Wednesday 22 June 2011

Menara Eiffel One Of The Seven Wonders in The World

Eiffel Tower (French: Tour Eiffel, / tuʀ ɛfɛl /) is an iron tower big and tall built on the Champ de Mars on the banks of the River Seine in Paris. The tower has become a global icon of France and one of the wonders of the world in the world. The Eiffel Tower is named for its designer engineer Gustave Eiffel. The Eiffel Tower is the tallest building in Paris and one of the seven wonders of the world.

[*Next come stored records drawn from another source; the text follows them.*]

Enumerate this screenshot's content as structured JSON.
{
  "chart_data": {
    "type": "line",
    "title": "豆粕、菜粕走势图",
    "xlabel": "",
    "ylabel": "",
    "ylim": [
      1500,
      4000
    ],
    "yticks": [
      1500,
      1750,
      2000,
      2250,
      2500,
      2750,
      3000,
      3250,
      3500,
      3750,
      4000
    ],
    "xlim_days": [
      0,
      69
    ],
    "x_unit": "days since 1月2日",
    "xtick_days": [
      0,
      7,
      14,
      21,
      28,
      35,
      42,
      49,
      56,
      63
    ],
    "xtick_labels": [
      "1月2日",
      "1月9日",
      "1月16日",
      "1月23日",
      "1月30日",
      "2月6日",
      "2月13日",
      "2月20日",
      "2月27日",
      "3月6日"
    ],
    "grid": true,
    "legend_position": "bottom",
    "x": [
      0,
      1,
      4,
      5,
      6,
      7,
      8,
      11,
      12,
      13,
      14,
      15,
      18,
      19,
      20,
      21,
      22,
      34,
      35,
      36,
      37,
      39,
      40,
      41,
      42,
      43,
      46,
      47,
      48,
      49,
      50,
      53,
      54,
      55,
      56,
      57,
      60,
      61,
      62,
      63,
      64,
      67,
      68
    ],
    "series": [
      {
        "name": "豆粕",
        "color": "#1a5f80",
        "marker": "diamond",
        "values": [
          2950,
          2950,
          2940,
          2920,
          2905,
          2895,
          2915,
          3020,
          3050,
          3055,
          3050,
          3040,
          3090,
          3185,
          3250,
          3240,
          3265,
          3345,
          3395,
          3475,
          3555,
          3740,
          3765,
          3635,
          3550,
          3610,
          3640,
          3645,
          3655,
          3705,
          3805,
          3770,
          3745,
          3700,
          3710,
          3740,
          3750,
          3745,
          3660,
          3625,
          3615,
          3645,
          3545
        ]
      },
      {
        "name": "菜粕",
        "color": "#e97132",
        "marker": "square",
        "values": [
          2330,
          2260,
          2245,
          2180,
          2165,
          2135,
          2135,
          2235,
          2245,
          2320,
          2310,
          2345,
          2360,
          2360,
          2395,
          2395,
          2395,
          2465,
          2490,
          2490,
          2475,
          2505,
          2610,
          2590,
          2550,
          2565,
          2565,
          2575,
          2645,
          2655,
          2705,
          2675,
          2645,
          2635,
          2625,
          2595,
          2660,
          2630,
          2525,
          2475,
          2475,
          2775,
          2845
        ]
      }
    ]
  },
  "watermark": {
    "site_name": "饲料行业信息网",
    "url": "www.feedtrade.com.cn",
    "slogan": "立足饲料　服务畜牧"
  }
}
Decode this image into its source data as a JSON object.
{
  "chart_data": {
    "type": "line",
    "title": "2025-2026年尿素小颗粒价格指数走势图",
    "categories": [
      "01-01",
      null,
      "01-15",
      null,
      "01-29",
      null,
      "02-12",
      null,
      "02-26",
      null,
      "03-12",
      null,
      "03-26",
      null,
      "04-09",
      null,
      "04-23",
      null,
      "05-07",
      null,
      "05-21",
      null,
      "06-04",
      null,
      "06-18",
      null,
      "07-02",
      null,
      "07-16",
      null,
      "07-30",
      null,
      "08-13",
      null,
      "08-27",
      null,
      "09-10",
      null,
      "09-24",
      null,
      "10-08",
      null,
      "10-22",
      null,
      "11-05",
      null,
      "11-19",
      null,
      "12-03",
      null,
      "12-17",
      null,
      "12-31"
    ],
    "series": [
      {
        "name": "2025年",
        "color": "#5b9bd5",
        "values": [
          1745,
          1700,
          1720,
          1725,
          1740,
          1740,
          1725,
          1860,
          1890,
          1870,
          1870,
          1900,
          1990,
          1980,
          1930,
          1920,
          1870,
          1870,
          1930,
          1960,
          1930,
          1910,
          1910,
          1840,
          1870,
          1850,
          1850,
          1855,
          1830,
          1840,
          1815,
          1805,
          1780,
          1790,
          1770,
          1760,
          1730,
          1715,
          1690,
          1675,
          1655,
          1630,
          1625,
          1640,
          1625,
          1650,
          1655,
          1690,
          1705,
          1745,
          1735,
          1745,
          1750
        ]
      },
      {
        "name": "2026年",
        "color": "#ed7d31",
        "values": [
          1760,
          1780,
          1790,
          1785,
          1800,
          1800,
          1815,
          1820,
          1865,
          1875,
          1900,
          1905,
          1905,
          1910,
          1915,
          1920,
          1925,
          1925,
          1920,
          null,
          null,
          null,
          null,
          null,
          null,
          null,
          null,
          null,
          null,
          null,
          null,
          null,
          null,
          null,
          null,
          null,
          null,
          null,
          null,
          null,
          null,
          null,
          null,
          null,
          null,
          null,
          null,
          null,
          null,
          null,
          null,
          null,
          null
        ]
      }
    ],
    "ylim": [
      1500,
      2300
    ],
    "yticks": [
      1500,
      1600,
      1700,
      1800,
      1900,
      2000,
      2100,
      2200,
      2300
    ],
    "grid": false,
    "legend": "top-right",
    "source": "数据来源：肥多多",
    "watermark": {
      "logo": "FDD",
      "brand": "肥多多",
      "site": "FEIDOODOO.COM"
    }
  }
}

 The structure was built between 1887 and 1889 as the entrance to the Exposition Universelle, the World Exposition that celebrated the French Revolution a century. Eiffel originally planned to build the tower in Barcelona, ​​for the Universal Exposition of 1888, but the responsible parties in Barcelona city hall thought strange and expensive, and does not fit the city. After the rejection of Plan of Barcelona, ​​Eiffel send the draft to those responsible for the Universal Exposition in Paris, where he built the tower a year later, in 1889. The tower was inaugurated on March 31, 1889, and opened on May 6. Three hundred workers joined together 18,083 Embedded metal parts (pure form of structural iron), use two nails and a half million, in the structural form by Maurice Koechlin. The risk of accident was great, to the modern skyscrapers the tower is open without any intermediate floors except the two platforms. However, because Eiffel took a cautious stance, including the use of the moving pulley block, track and display aids, only one person who died.

The tower is getting criticism from the public when it was built, calling it disturbing eyes. Daily newspapers are filled with letters from the art community in Paris. One of them included in the U.S. Government Publishing Office of William Watson of the Paris Universal Exposition: Civil Engineering, Public Works, and Architecture 1892. The signing of this letter include Messonier, Gounod, Garnier, Gerome, Bougeureau, and Dumas.

Eiffel had a permit the tower to stand for 20 years, which means it must be dismantled in 1909, when ownership transferred to the City of Paris. The city had planned to tear it down (part of the original contest rules for designing a tower that could be easily demolished) but as the tower proved extremely profitable in terms of communication, the tower was left standing after the permit expires. The military uses it to set up a taxi at the forefront of Paris during the First Battle of the Marne, and the battle was a victory monument.


The first and second levels are accessible by stairs and elevator. A ticket booth at the south tower to sell tickets to the stairs which begin at that location. On the first platform the stairs continue up from the east tower and the third level summit is only accessible by lift. From the first or second platform the stairs were open to everyone who goes up and down depending on if they had bought tickets or tickets elevator stairs. Number 9 steps to the ticket counter at the bottom, 328 to the first level, 340 to the second level and 18 to the platform elevator at the second level. When out of the elevator on the third level there are 15 stairs up to the upper observation platform. The number of gradual steps printed on the side of the stairs to give an indication of the ascent. Most of the ascent to the scene directly beneath and around the tower although short steps beebrapa closed.